I don't know if I loved this book, but I flew through it because I couldn't look away, like when you see a car crash or something really gross. 

The plot is hard to follow and each new thread that seems like it will be the new main direction inevitably gets abandoned for whatever the characters are more fixated on at that moment, with a fickleness that is thematically appropriate. That being said, the author probably introduced more elements than she could realisticslly or satisfyingly pull off. 

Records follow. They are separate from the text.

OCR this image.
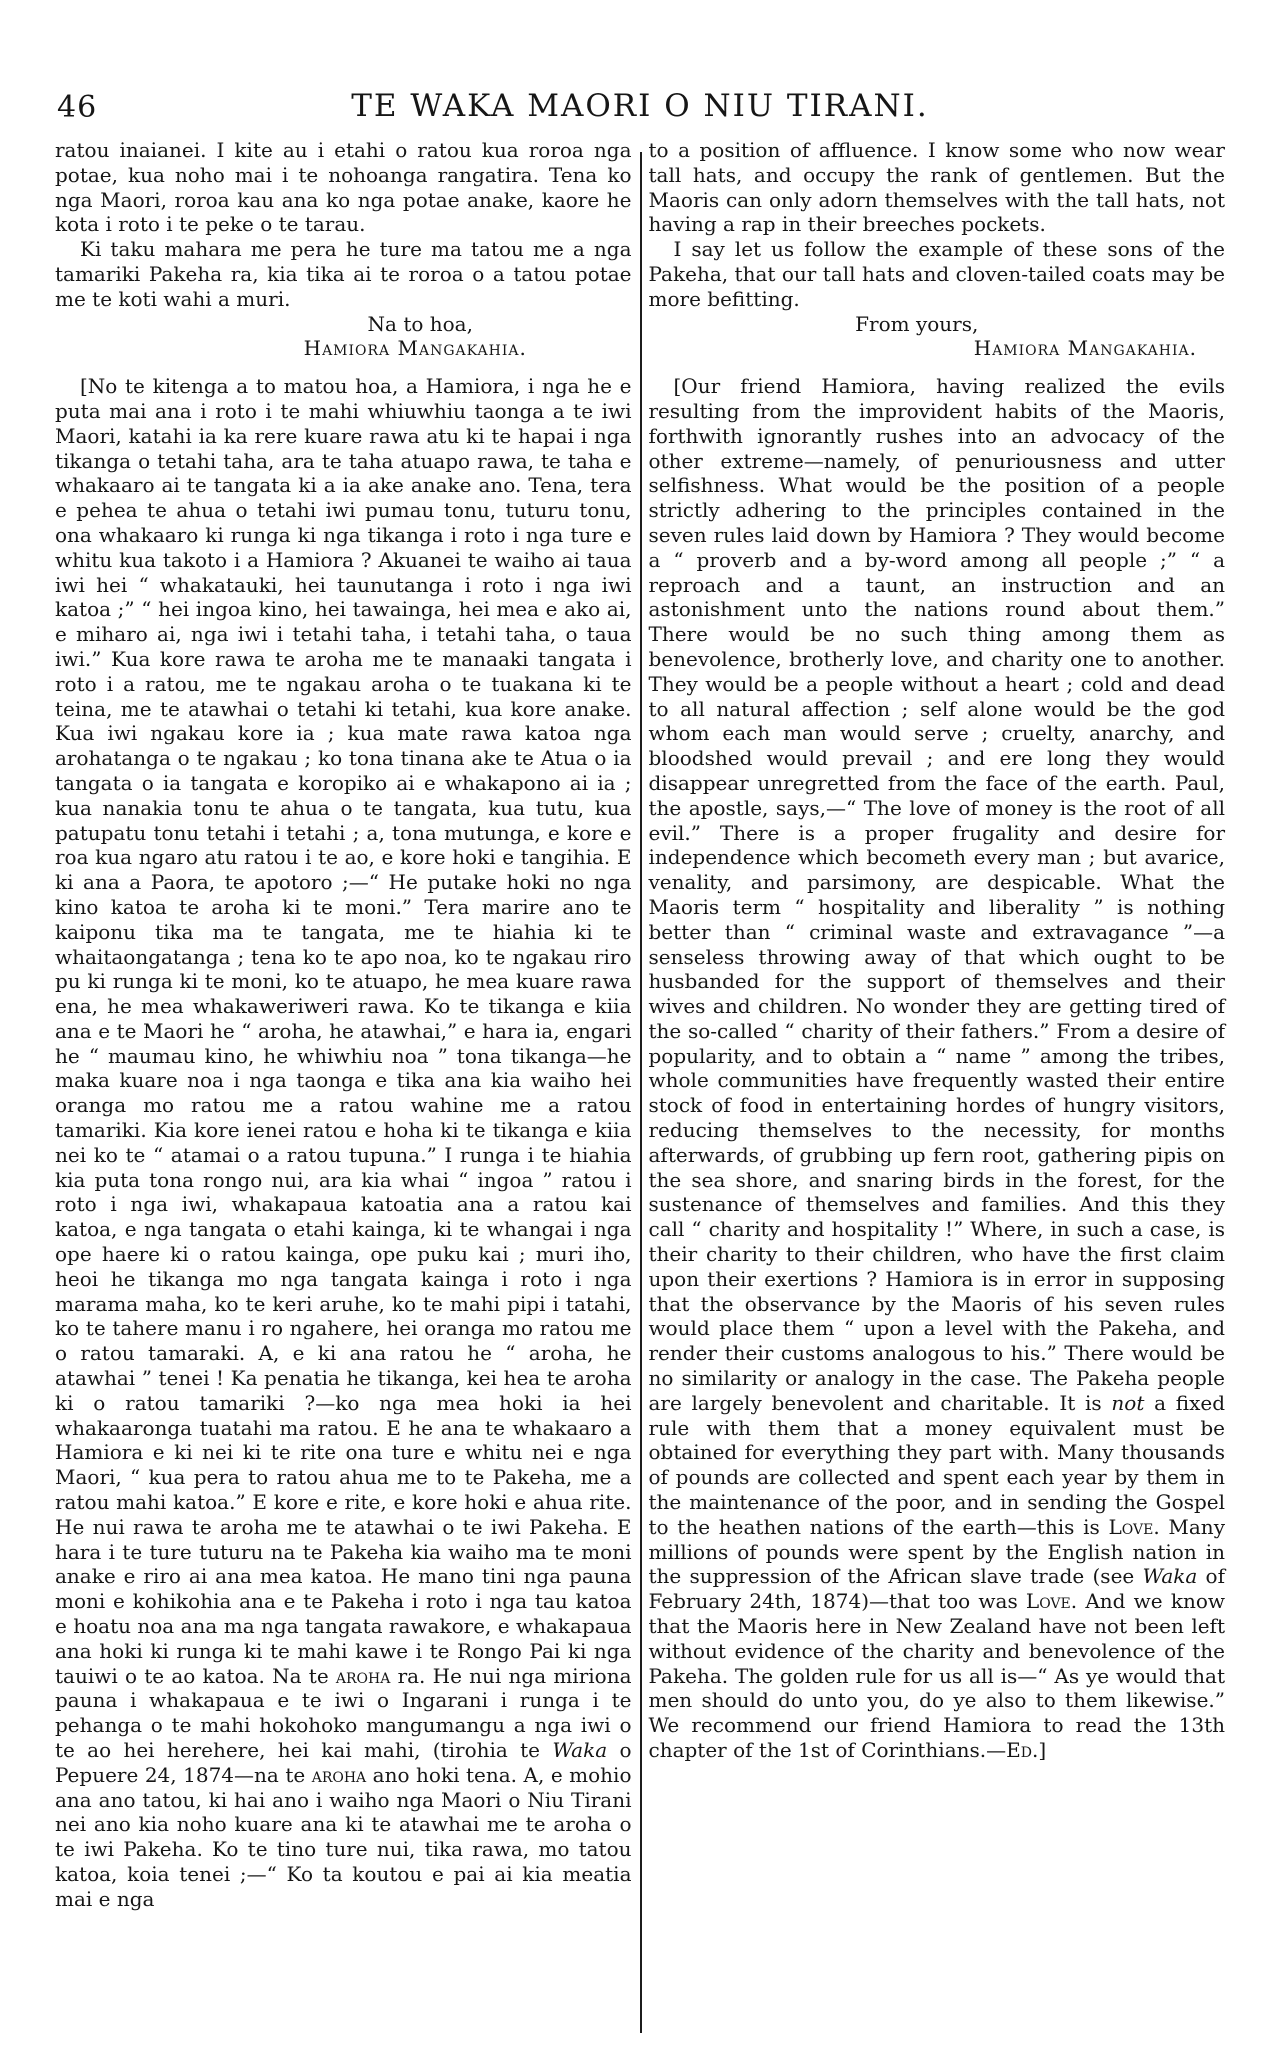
46	TE WAKA MAORI O NIU TIRANI.
ratou inaianei. I kite au i etahi o ratou kua roroa nga potae, kua noho mai i te nohoanga rangatira. Tena ko nga Maori, roroa kau ana ko nga potae anake, kaore he kota i roto i te peke o te tarau.
Ki taku mahara me pera he ture ma tatou me a nga tamariki Pakeha ra, kia tika ai te roroa o a tatou potae me te koti wahi a muri.
Na to hoa,
Hamiora Mangakahia.
[No te kitenga a to matou hoa, a Hamiora, i nga he e puta mai ana i roto i te mahi whiuwhiu taonga a te iwi Maori, katahi ia ka rere kuare rawa atu ki te hapai i nga tikanga o tetahi taha, ara te taha atuapo rawa, te taha e whakaaro ai te tangata ki a ia ake anake ano. Tena, tera e pehea te ahua o tetahi iwi pumau tonu, tuturu tonu, ona whakaaro ki runga ki nga tikanga i roto i nga ture e whitu kua takoto i a Hamiora ? Akuanei te waiho ai taua iwi hei “ whakatauki, hei taunutanga i roto i nga iwi katoa ;” “ hei ingoa kino, hei tawainga, hei mea e ako ai, e miharo ai, nga iwi i tetahi taha, i tetahi taha, o taua iwi.” Kua kore rawa te aroha me te manaaki tangata i roto i a ratou, me te ngakau aroha o te tuakana ki te teina, me te atawhai o tetahi ki tetahi, kua kore anake. Kua iwi ngakau kore ia ; kua mate rawa katoa nga arohatanga o te ngakau ; ko tona tinana ake te Atua o ia tangata o ia tangata e koropiko ai e whakapono ai ia ; kua nanakia tonu te ahua o te tangata, kua tutu, kua patupatu tonu tetahi i tetahi ; a, tona mutunga, e kore e roa kua ngaro atu ratou i te ao, e kore hoki e tangihia. E ki ana a Paora, te apotoro ;—“ He putake hoki no nga kino katoa te aroha ki te moni.” Tera marire ano te kaiponu tika ma te tangata, me te hiahia ki te whaitaongatanga ; tena ko te apo noa, ko te ngakau riro pu ki runga ki te moni, ko te atuapo, he mea kuare rawa ena, he mea whakaweriweri rawa. Ko te tikanga e kiia ana e te Maori he “ aroha, he atawhai,” e hara ia, engari he “ maumau kino, he whiwhiu noa ” tona tikanga—he maka kuare noa i nga taonga e tika ana kia waiho hei oranga mo ratou me a ratou wahine me a ratou tamariki. Kia kore ienei ratou e hoha ki te tikanga e kiia nei ko te “ atamai o a ratou tupuna.” I runga i te hiahia kia puta tona rongo nui, ara kia whai “ ingoa ” ratou i roto i nga iwi, whakapaua katoatia ana a ratou kai katoa, e nga tangata o etahi kainga, ki te whangai i nga ope haere ki o ratou kainga, ope puku kai ; muri iho, heoi he tikanga mo nga tangata kainga i roto i nga marama maha, ko te keri aruhe, ko te mahi pipi i tatahi, ko te tahere manu i ro ngahere, hei oranga mo ratou me o ratou tamaraki. A, e ki ana ratou he “ aroha, he atawhai ” tenei ! Ka penatia he tikanga, kei hea te aroha ki o ratou tamariki ?—ko nga mea hoki ia hei whakaaronga tuatahi ma ratou. E he ana te whakaaro a Hamiora e ki nei ki te rite ona ture e whitu nei e nga Maori, “ kua pera to ratou ahua me to te Pakeha, me a ratou mahi katoa.” E kore e rite, e kore hoki e ahua rite. He nui rawa te aroha me te atawhai o te iwi Pakeha. E hara i te ture tuturu na te Pakeha kia waiho ma te moni anake e riro ai ana mea katoa. He mano tini nga pauna moni e kohikohia ana e te Pakeha i roto i nga tau katoa e hoatu noa ana ma nga tangata rawakore, e whakapaua ana hoki ki runga ki te mahi kawe i te Rongo Pai ki nga tauiwi o te ao katoa. Na te aroha ra. He nui nga miriona pauna i whakapaua e te iwi o Ingarani i runga i te pehanga o te mahi hokohoko mangumangu a nga iwi o te ao hei herehere, hei kai mahi, (tirohia te Waka o Pepuere 24, 1874—na te aroha ano hoki tena. A, e mohio ana ano tatou, ki hai ano i waiho nga Maori o Niu Tirani nei ano kia noho kuare ana ki te atawhai me te aroha o te iwi Pakeha. Ko te tino ture nui, tika rawa, mo tatou katoa, koia tenei ;—“ Ko ta koutou e pai ai kia meatia mai e nga
to a position of affluence. I know some who now wear tall hats, and occupy the rank of gentlemen. But the Maoris can only adorn themselves with the tall hats, not having a rap in their breeches pockets.
I say let us follow the example of these sons of the Pakeha, that our tall hats and cloven-tailed coats may be more befitting.
From yours,
Hamiora Mangakahia.
[Our friend Hamiora, having realized the evils resulting from the improvident habits of the Maoris, forthwith ignorantly rushes into an advocacy of the other extreme—namely, of penuriousness and utter selfishness. What would be the position of a people strictly adhering to the principles contained in the seven rules laid down by Hamiora ? They would become a “ proverb and a by-word among all people ;” “ a reproach and a taunt, an instruction and an astonishment unto the nations round about them.” There would be no such thing among them as benevolence, brotherly love, and charity one to another. They would be a people without a heart ; cold and dead to all natural affection ; self alone would be the god whom each man would serve ; cruelty, anarchy, and bloodshed would prevail ; and ere long they would disappear unregretted from the face of the earth. Paul, the apostle, says,—“ The love of money is the root of all evil.” There is a proper frugality and desire for independence which becometh every man ; but avarice, venality, and parsimony, are despicable. What the Maoris term “ hospitality and liberality ” is nothing better than “ criminal waste and extravagance ”—a senseless throwing away of that which ought to be husbanded for the support of themselves and their wives and children. No wonder they are getting tired of the so-called “ charity of their fathers.” From a desire of popularity, and to obtain a “ name ” among the tribes, whole communities have frequently wasted their entire stock of food in entertaining hordes of hungry visitors, reducing themselves to the necessity, for months afterwards, of grubbing up fern root, gathering pipis on the sea shore, and snaring birds in the forest, for the sustenance of themselves and families. And this they call “ charity and hospitality !” Where, in such a case, is their charity to their children, who have the first claim upon their exertions ? Hamiora is in error in supposing that the observance by the Maoris of his seven rules would place them “ upon a level with the Pakeha, and render their customs analogous to his.” There would be no similarity or analogy in the case. The Pakeha people are largely benevolent and charitable. It is not a fixed rule with them that a money equivalent must be obtained for everything they part with. Many thousands of pounds are collected and spent each year by them in the maintenance of the poor, and in sending the Gospel to the heathen nations of the earth—this is Love. Many millions of pounds were spent by the English nation in the suppression of the African slave trade (see Waka of February 24th, 1874)—that too was Love. And we know that the Maoris here in New Zealand have not been left without evidence of the charity and benevolence of the Pakeha. The golden rule for us all is—“ As ye would that men should do unto you, do ye also to them likewise.” We recommend our friend Hamiora to read the 13th chapter of the 1st of Corinthians.—Ed.]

The two main characters, in my opinion, are the setting of Florida and the amalgamation/superorganism that is The Girls. The sensory descriptions are delicious and disgusting, and the sense of place is overpowering. This feels like a horror about being a teenage girl - everything is grubby and decorated and fascinating and boring and pointless and achingly intensely meaningful. The characters are fixated on being seen and chosen, with the two possible outcomes (achieving this or not) both anticipated as equally nightmarish. 

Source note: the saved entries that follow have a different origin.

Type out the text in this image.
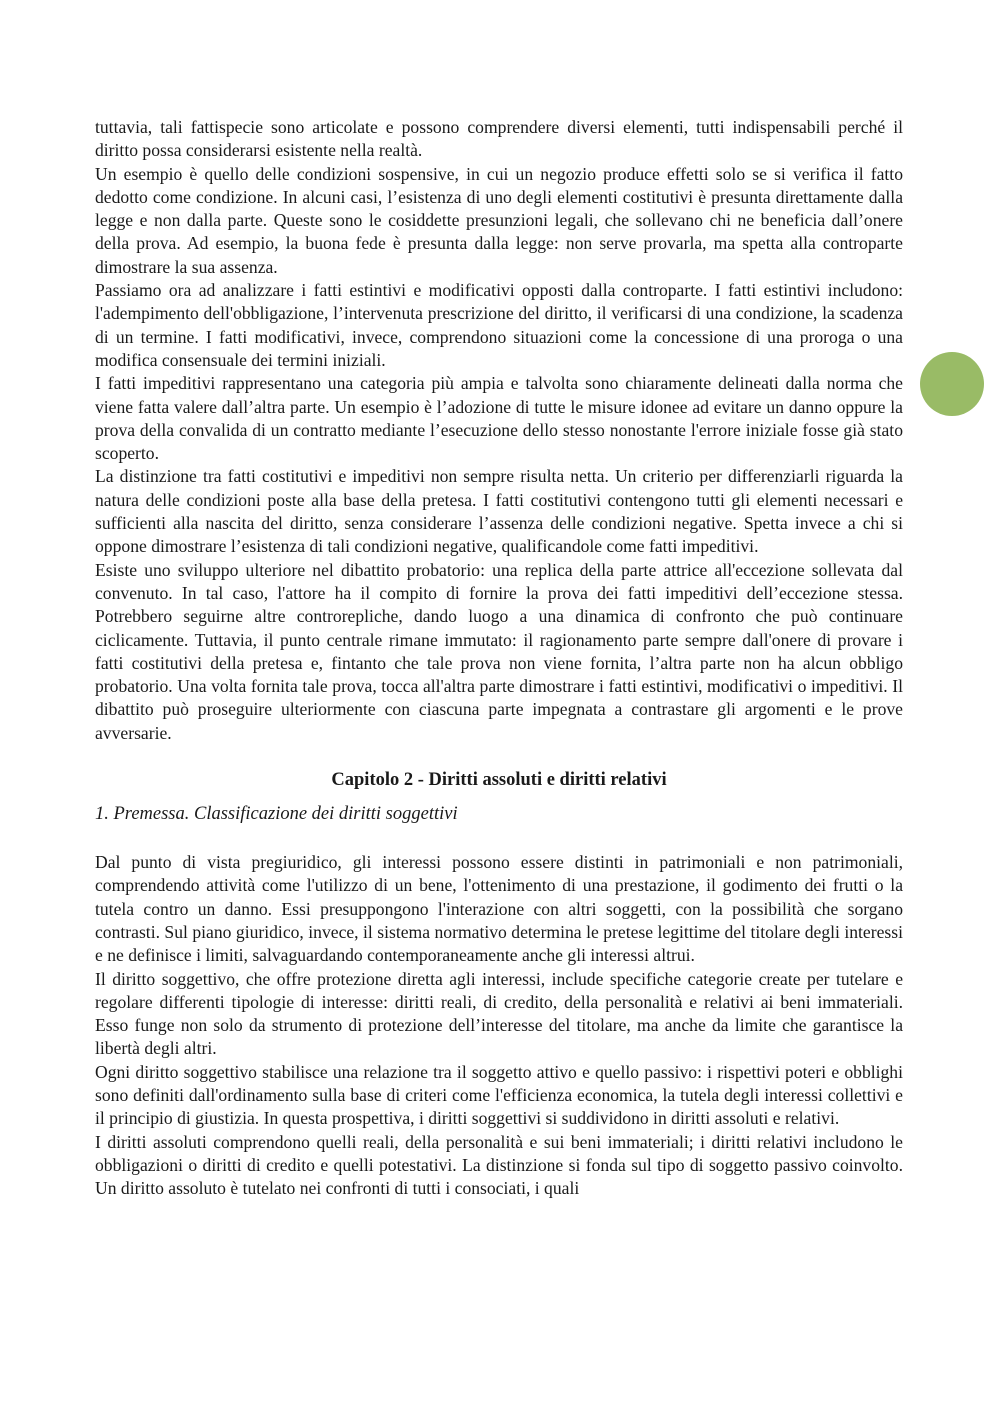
tuttavia, tali fattispecie sono articolate e possono comprendere diversi elementi, tutti indispensabili perché il diritto possa considerarsi esistente nella realtà.

Un esempio è quello delle condizioni sospensive, in cui un negozio produce effetti solo se si verifica il fatto dedotto come condizione. In alcuni casi, l’esistenza di uno degli elementi costitutivi è presunta direttamente dalla legge e non dalla parte. Queste sono le cosiddette presunzioni legali, che sollevano chi ne beneficia dall’onere della prova. Ad esempio, la buona fede è presunta dalla legge: non serve provarla, ma spetta alla controparte dimostrare la sua assenza.

Passiamo ora ad analizzare i fatti estintivi e modificativi opposti dalla controparte. I fatti estintivi includono: l'adempimento dell'obbligazione, l’intervenuta prescrizione del diritto, il verificarsi di una condizione, la scadenza di un termine. I fatti modificativi, invece, comprendono situazioni come la concessione di una proroga o una modifica consensuale dei termini iniziali.

I fatti impeditivi rappresentano una categoria più ampia e talvolta sono chiaramente delineati dalla norma che viene fatta valere dall’altra parte. Un esempio è l’adozione di tutte le misure idonee ad evitare un danno oppure la prova della convalida di un contratto mediante l’esecuzione dello stesso nonostante l'errore iniziale fosse già stato scoperto.

La distinzione tra fatti costitutivi e impeditivi non sempre risulta netta. Un criterio per differenziarli riguarda la natura delle condizioni poste alla base della pretesa. I fatti costitutivi contengono tutti gli elementi necessari e sufficienti alla nascita del diritto, senza considerare l’assenza delle condizioni negative. Spetta invece a chi si oppone dimostrare l’esistenza di tali condizioni negative, qualificandole come fatti impeditivi.

Esiste uno sviluppo ulteriore nel dibattito probatorio: una replica della parte attrice all'eccezione sollevata dal convenuto. In tal caso, l'attore ha il compito di fornire la prova dei fatti impeditivi dell’eccezione stessa. Potrebbero seguirne altre controrepliche, dando luogo a una dinamica di confronto che può continuare ciclicamente. Tuttavia, il punto centrale rimane immutato: il ragionamento parte sempre dall'onere di provare i fatti costitutivi della pretesa e, fintanto che tale prova non viene fornita, l’altra parte non ha alcun obbligo probatorio. Una volta fornita tale prova, tocca all'altra parte dimostrare i fatti estintivi, modificativi o impeditivi. Il dibattito può proseguire ulteriormente con ciascuna parte impegnata a contrastare gli argomenti e le prove avversarie.

Capitolo 2 - Diritti assoluti e diritti relativi
1. Premessa. Classificazione dei diritti soggettivi

Dal punto di vista pregiuridico, gli interessi possono essere distinti in patrimoniali e non patrimoniali, comprendendo attività come l'utilizzo di un bene, l'ottenimento di una prestazione, il godimento dei frutti o la tutela contro un danno. Essi presuppongono l'interazione con altri soggetti, con la possibilità che sorgano contrasti. Sul piano giuridico, invece, il sistema normativo determina le pretese legittime del titolare degli interessi e ne definisce i limiti, salvaguardando contemporaneamente anche gli interessi altrui.

Il diritto soggettivo, che offre protezione diretta agli interessi, include specifiche categorie create per tutelare e regolare differenti tipologie di interesse: diritti reali, di credito, della personalità e relativi ai beni immateriali. Esso funge non solo da strumento di protezione dell’interesse del titolare, ma anche da limite che garantisce la libertà degli altri.

Ogni diritto soggettivo stabilisce una relazione tra il soggetto attivo e quello passivo: i rispettivi poteri e obblighi sono definiti dall'ordinamento sulla base di criteri come l'efficienza economica, la tutela degli interessi collettivi e il principio di giustizia. In questa prospettiva, i diritti soggettivi si suddividono in diritti assoluti e relativi.

I diritti assoluti comprendono quelli reali, della personalità e sui beni immateriali; i diritti relativi includono le obbligazioni o diritti di credito e quelli potestativi. La distinzione si fonda sul tipo di soggetto passivo coinvolto. Un diritto assoluto è tutelato nei confronti di tutti i consociati, i quali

The tension between their vulnerability, longing for tenderness, cruelty, and disgust at any softness or kindness feels sharply accurate to the experience of teenage girlhood - particularly the teenage girlhood of children who have been profoundly traumatised but don't have any way to confront or desk with that reality. The way that the narrators dance around their traumas without making direct eye contact with it, both as an unconscious survival mechanism and as a conscious denial, put words on an experience I'd seen play out among my peers as a teenager, but never identified. 

Overall I found this book interesting, if confusing, and enjoyed the uneasy atmosphere it created. Reccomend to people who love gross, cruel, painful, conflicting portrayals of girlhood, to people who love descriptions of rot and bugs and swamps, and to fans of Ethel Cain. Do not reccomend to people who want a solid plot or any conclusions.